Насвистывая, он вышел из паддока и направился к трибунам, небольшая свита следует на полшага позади. К одиннадцати часам утра черная разбойничья щетина уже пробилась на тщательно выбритых щеках; при объективно невысоком (1,65) росте Хуан Пабло Монтойя, для фанов всего мира — JPM, словно возвышается над спутниками не то чтобы угрожающе, но с несколько пугающей победительностью. Цепкий взгляд высматривает журналистку из Москвы. Приветливый взмах рукой:
— Прокатимся?
— Прокатимся? На чем?
Хуан Пабло лишен водительских прав за превышение вдвое скорости на автобане во Франции. За штурвалом яхты автомобильные права не требуются. Прокатимся на только что прибывшем в гавань Монако Azimut'е 86S? На новенькой, почти никем еще не виданной лодке? Ну конечно же.
— Поехали! — нетерпеливо повторяет он. — Интервью на трассе, круто, правда?

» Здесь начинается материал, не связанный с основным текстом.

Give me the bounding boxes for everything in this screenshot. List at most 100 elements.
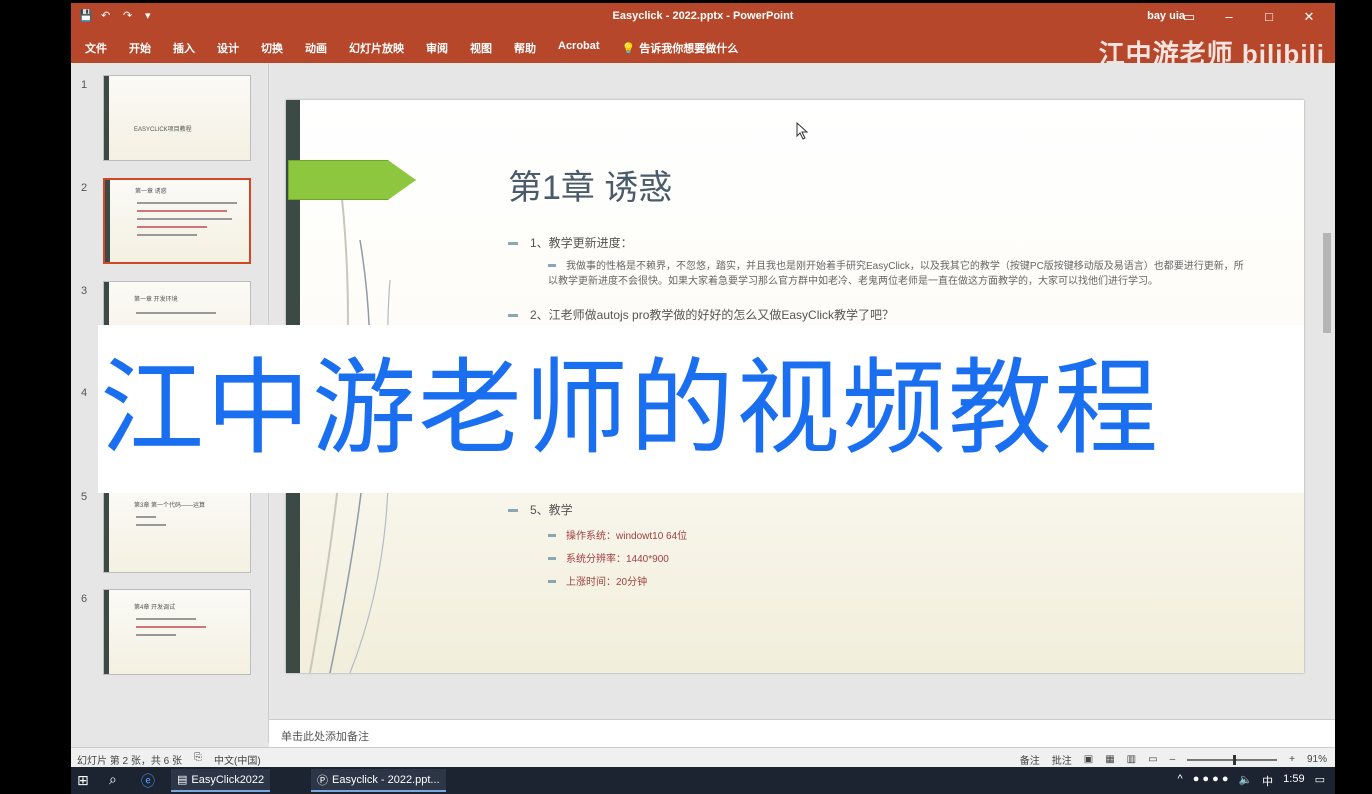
system-tray: ^ ● ● ● ● 🔈 中 1:59 ▭ bbox=[1178, 773, 1325, 789]
slide-thumbnail-active[interactable]: 第一章 诱惑 bbox=[103, 178, 251, 264]
thumbnail-line bbox=[137, 210, 227, 212]
window-controls: ▭ – □ ✕ bbox=[1169, 7, 1329, 27]
status-bar: 幻灯片 第 2 张，共 6 张 ⎘ 中文(中国) 备注 批注 ▣ ▦ ▥ ▭ –… bbox=[71, 747, 1335, 767]
sub-text: 操作系统：windowt10 64位 bbox=[566, 531, 688, 542]
language-indicator[interactable]: 中文(中国) bbox=[214, 752, 261, 767]
bullet-5-sub-3[interactable]: 上涨时间：20分钟 bbox=[548, 574, 647, 589]
thumbnail-row[interactable]: 5 第3章 第一个代码——运算 bbox=[71, 487, 269, 583]
browser-icon[interactable]: ⓔ bbox=[141, 771, 155, 791]
bullet-2[interactable]: 2、江老师做autojs pro教学做的好好的怎么又做EasyClick教学了吧… bbox=[508, 306, 894, 323]
slide-count: 幻灯片 第 2 张，共 6 张 bbox=[77, 756, 183, 767]
tell-me-box[interactable]: 💡 告诉我你想要做什么 bbox=[622, 40, 739, 56]
sub-text: 上涨时间：20分钟 bbox=[566, 577, 648, 588]
notification-icon[interactable]: ▭ bbox=[1315, 773, 1325, 789]
tab-view[interactable]: 视图 bbox=[470, 40, 492, 56]
thumbnail-line bbox=[136, 312, 216, 314]
notes-placeholder: 单击此处添加备注 bbox=[281, 731, 369, 743]
zoom-in-icon[interactable]: + bbox=[1289, 754, 1295, 765]
thumbnail-row[interactable]: 2 第一章 诱惑 bbox=[71, 178, 269, 274]
tab-review[interactable]: 审阅 bbox=[426, 40, 448, 56]
tray-chevron-icon[interactable]: ^ bbox=[1178, 773, 1183, 789]
zoom-knob[interactable] bbox=[1233, 754, 1237, 765]
thumbnail-row[interactable]: 6 第4章 开发调试 bbox=[71, 589, 269, 685]
thumbnail-bar bbox=[104, 590, 109, 674]
thumbnail-row[interactable]: 1 EASYCLICK项目教程 bbox=[71, 75, 269, 171]
thumbnail-bar bbox=[104, 76, 109, 160]
tab-slideshow[interactable]: 幻灯片放映 bbox=[349, 40, 404, 56]
tab-transitions[interactable]: 切换 bbox=[261, 40, 283, 56]
tab-home[interactable]: 开始 bbox=[129, 40, 151, 56]
powerpoint-icon: Ⓟ bbox=[317, 774, 328, 787]
bullet-dash bbox=[548, 534, 556, 538]
bullet-5[interactable]: 5、教学 bbox=[508, 501, 573, 518]
thumbnail-line bbox=[136, 618, 196, 620]
tab-help[interactable]: 帮助 bbox=[514, 40, 536, 56]
thumbnail-number: 2 bbox=[81, 182, 88, 194]
thumbnail-title: 第一章 开发环境 bbox=[134, 297, 178, 303]
thumbnail-title: 第4章 开发调试 bbox=[134, 605, 176, 611]
ime-indicator[interactable]: 中 bbox=[1262, 773, 1273, 789]
thumbnail-bar bbox=[104, 488, 109, 572]
taskbar-app-label: Easyclick - 2022.ppt... bbox=[332, 773, 440, 786]
slide-sorter-icon[interactable]: ▦ bbox=[1105, 754, 1114, 765]
zoom-slider[interactable] bbox=[1187, 754, 1278, 765]
normal-view-icon[interactable]: ▣ bbox=[1084, 754, 1093, 765]
bullet-dash bbox=[508, 314, 518, 318]
volume-icon[interactable]: 🔈 bbox=[1238, 773, 1252, 789]
close-button[interactable]: ✕ bbox=[1289, 7, 1329, 27]
bullet-2-text: 2、江老师做autojs pro教学做的好好的怎么又做EasyClick教学了吧… bbox=[530, 308, 895, 322]
status-left: 幻灯片 第 2 张，共 6 张 ⎘ 中文(中国) bbox=[77, 752, 261, 767]
bullet-5-text: 5、教学 bbox=[530, 503, 573, 517]
search-icon[interactable]: ⌕ bbox=[109, 771, 117, 788]
vertical-scrollbar[interactable] bbox=[1321, 123, 1333, 767]
tray-icons[interactable]: ● ● ● ● bbox=[1193, 773, 1229, 789]
slide-thumbnail[interactable]: 第3章 第一个代码——运算 bbox=[103, 487, 251, 573]
sub-text: 系统分辨率：1440*900 bbox=[566, 554, 669, 565]
slide-thumbnail[interactable]: 第4章 开发调试 bbox=[103, 589, 251, 675]
thumbnail-line bbox=[137, 218, 232, 220]
bullet-1[interactable]: 1、教学更新进度： bbox=[508, 234, 633, 251]
slideshow-icon[interactable]: ▭ bbox=[1148, 754, 1157, 765]
bullet-dash bbox=[548, 264, 556, 268]
status-right: 备注 批注 ▣ ▦ ▥ ▭ – + 91% bbox=[1020, 752, 1327, 767]
thumbnail-number: 3 bbox=[81, 285, 88, 297]
thumbnail-line bbox=[136, 524, 166, 526]
spellcheck-icon[interactable]: ⎘ bbox=[194, 752, 202, 767]
thumbnail-line bbox=[136, 626, 206, 628]
thumbnail-number: 1 bbox=[81, 79, 88, 91]
tab-insert[interactable]: 插入 bbox=[173, 40, 195, 56]
bullet-1-text: 1、教学更新进度： bbox=[530, 236, 633, 250]
thumbnail-line bbox=[137, 226, 207, 228]
ribbon-display-button[interactable]: ▭ bbox=[1169, 7, 1209, 27]
thumbnail-number: 5 bbox=[81, 491, 88, 503]
taskbar: ⊞ ⌕ ⓔ ▤ EasyClick2022 Ⓟ Easyclick - 2022… bbox=[71, 767, 1335, 794]
tab-acrobat[interactable]: Acrobat bbox=[558, 40, 600, 56]
windows-start-icon[interactable]: ⊞ bbox=[77, 772, 89, 789]
document-title: Easyclick - 2022.pptx - PowerPoint bbox=[612, 10, 794, 22]
bullet-5-sub-2[interactable]: 系统分辨率：1440*900 bbox=[548, 551, 669, 566]
maximize-button[interactable]: □ bbox=[1249, 7, 1289, 27]
tab-design[interactable]: 设计 bbox=[217, 40, 239, 56]
slide-thumbnail[interactable]: EASYCLICK项目教程 bbox=[103, 75, 251, 161]
minimize-button[interactable]: – bbox=[1209, 7, 1249, 27]
slide-title[interactable]: 第1章 诱惑 bbox=[508, 160, 672, 209]
clock[interactable]: 1:59 bbox=[1283, 773, 1304, 789]
zoom-level[interactable]: 91% bbox=[1307, 754, 1327, 765]
title-bar: 💾 ↶ ↷ ▾ Easyclick - 2022.pptx - PowerPoi… bbox=[71, 3, 1335, 31]
zoom-out-icon[interactable]: – bbox=[1170, 754, 1176, 765]
bullet-5-sub-1[interactable]: 操作系统：windowt10 64位 bbox=[548, 528, 687, 543]
ribbon-tabs: 文件 开始 插入 设计 切换 动画 幻灯片放映 审阅 视图 帮助 Acrobat… bbox=[85, 40, 738, 56]
taskbar-app-folder[interactable]: ▤ EasyClick2022 bbox=[171, 769, 271, 792]
taskbar-app-powerpoint[interactable]: Ⓟ Easyclick - 2022.ppt... bbox=[311, 769, 446, 792]
tab-file[interactable]: 文件 bbox=[85, 40, 107, 56]
bullet-1-sub[interactable]: 我做事的性格是不赖界，不忽悠，踏实，并且我也是刚开始着手研究EasyClick，… bbox=[548, 258, 1248, 288]
tab-animations[interactable]: 动画 bbox=[305, 40, 327, 56]
folder-icon: ▤ bbox=[177, 774, 188, 786]
scrollbar-thumb[interactable] bbox=[1323, 233, 1331, 333]
notes-button[interactable]: 备注 bbox=[1020, 752, 1040, 767]
comments-button[interactable]: 批注 bbox=[1052, 752, 1072, 767]
reading-view-icon[interactable]: ▥ bbox=[1127, 754, 1136, 765]
video-caption: 江中游老师的视频教程 bbox=[100, 347, 1161, 469]
bullet-dash bbox=[548, 557, 556, 561]
notes-pane[interactable]: 单击此处添加备注 bbox=[269, 719, 1335, 747]
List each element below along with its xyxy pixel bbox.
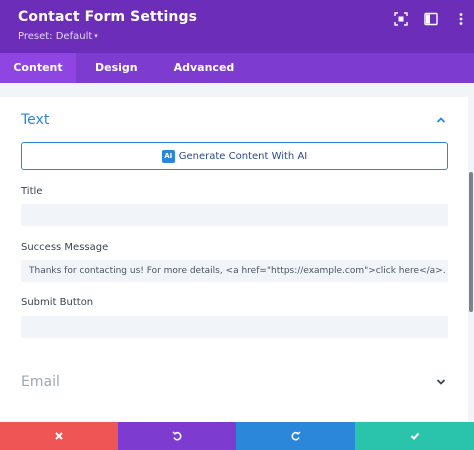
tab-content[interactable]: Content — [0, 53, 76, 83]
redo-icon — [291, 431, 300, 441]
chevron-up-icon[interactable] — [436, 116, 446, 124]
checkmark-icon — [410, 432, 419, 440]
ai-icon: AI — [161, 149, 175, 163]
title-field-label: Title — [21, 186, 43, 197]
panel-header: Contact Form Settings Preset: Default ▾ — [0, 0, 474, 53]
redo-button[interactable] — [236, 422, 355, 450]
next-section-partial — [0, 404, 468, 422]
undo-icon — [172, 431, 182, 441]
tab-design[interactable]: Design — [76, 53, 156, 83]
generate-ai-button[interactable]: AI Generate Content With AI — [21, 142, 448, 170]
footer-actions — [0, 422, 474, 450]
panel-title: Contact Form Settings — [18, 9, 198, 25]
email-section — [0, 362, 468, 402]
email-section-title[interactable]: Email — [21, 374, 60, 390]
chevron-down-icon[interactable] — [436, 378, 446, 386]
focus-icon[interactable] — [394, 12, 408, 26]
title-input[interactable] — [21, 204, 448, 226]
discard-button[interactable] — [0, 422, 118, 450]
preset-caret-icon: ▾ — [94, 32, 98, 40]
generate-ai-label: Generate Content With AI — [178, 150, 308, 162]
split-view-icon[interactable] — [424, 12, 438, 26]
undo-button[interactable] — [118, 422, 236, 450]
tab-advanced[interactable]: Advanced — [156, 53, 253, 83]
save-button[interactable] — [355, 422, 474, 450]
contact-form-settings-panel: Contact Form Settings Preset: Default ▾ C… — [0, 0, 474, 450]
text-section-title[interactable]: Text — [21, 112, 49, 128]
submit-button-input[interactable] — [21, 316, 448, 338]
scrollbar-thumb[interactable] — [469, 172, 473, 312]
close-icon — [55, 432, 63, 440]
preset-selector[interactable]: Preset: Default ▾ — [18, 31, 98, 42]
success-message-input[interactable]: Thanks for contacting us! For more detai… — [21, 260, 448, 282]
preset-label: Preset: Default — [18, 31, 93, 42]
more-icon[interactable] — [454, 12, 468, 26]
settings-tabs: Content Design Advanced — [0, 53, 474, 83]
submit-button-label: Submit Button — [21, 297, 94, 308]
success-message-label: Success Message — [21, 242, 109, 253]
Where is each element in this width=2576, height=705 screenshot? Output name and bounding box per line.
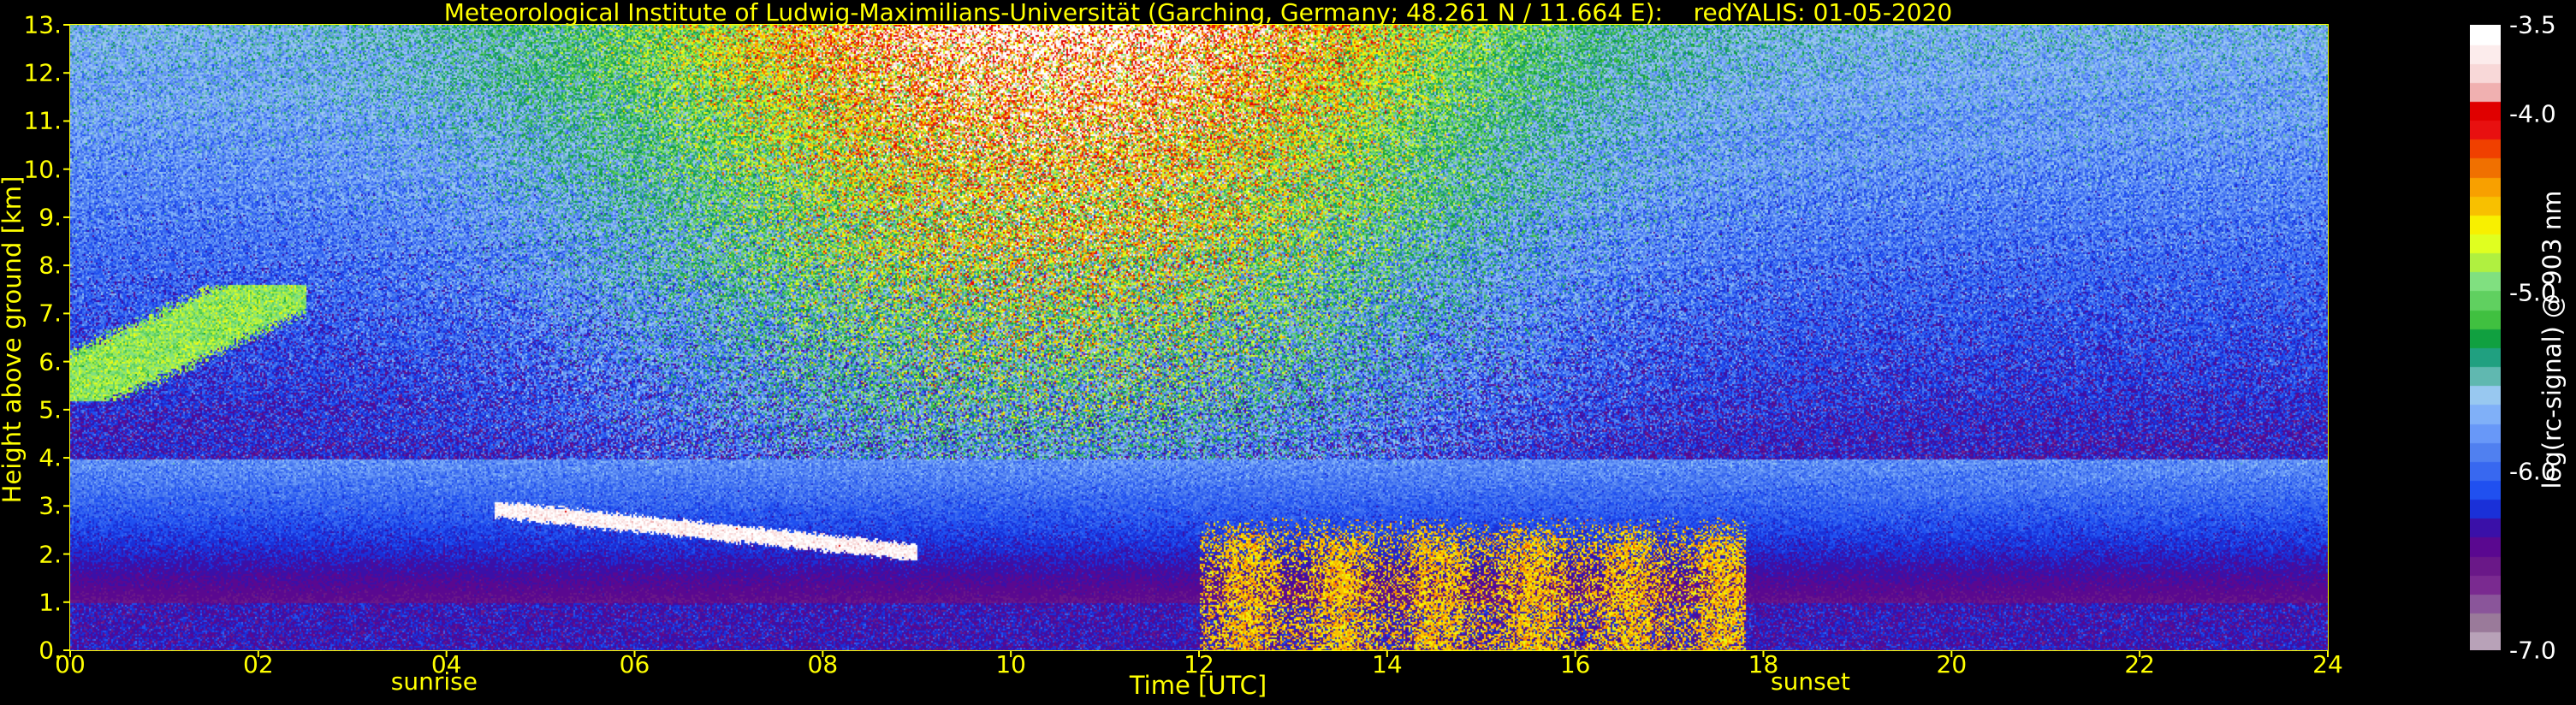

На трассе? Увы, трасса, где JPM тренируется для завтрашних гонок, вроде как экстерриториальна. За рулем двухместного болида права тоже не требуются. К чему права, когда нет ни правил, ни ограничений скорости и на первой же секунде всевозможные потроха и внутренности беззаконно меняются местами. Губы Монтойи шевелятся, складываются в трубочку. Дает интервью? Что-то говорит? Не разобрать. А может, и не говорит ничего. Насвистывает.
Продолжает насвистывать и закончив круг.
— Вот так я их сделаю завтра.
— Уверен?
— Я всегда уверен.
— Но ведь не всегда получается.
— Получается не всегда. Уверен всегда.
Насвистывая, он выпрыгивает из машины, обходит кругом, притопывает, с трудом сдерживая энергию, его уже распирает, куда-то несет, что на одном месте торчать?
— Сейчас Конни за мной заедет, поедем в порт. Будем новую лодку крестить.
— Как ты ее назвал?
— «Монти». А почему бы и нет?
В прошлом году он точно так же ответил на вопрос об имени первенца: «Себастьян. А почему бы и нет?». Сейчас Конни ждет второго. Обещали девочку.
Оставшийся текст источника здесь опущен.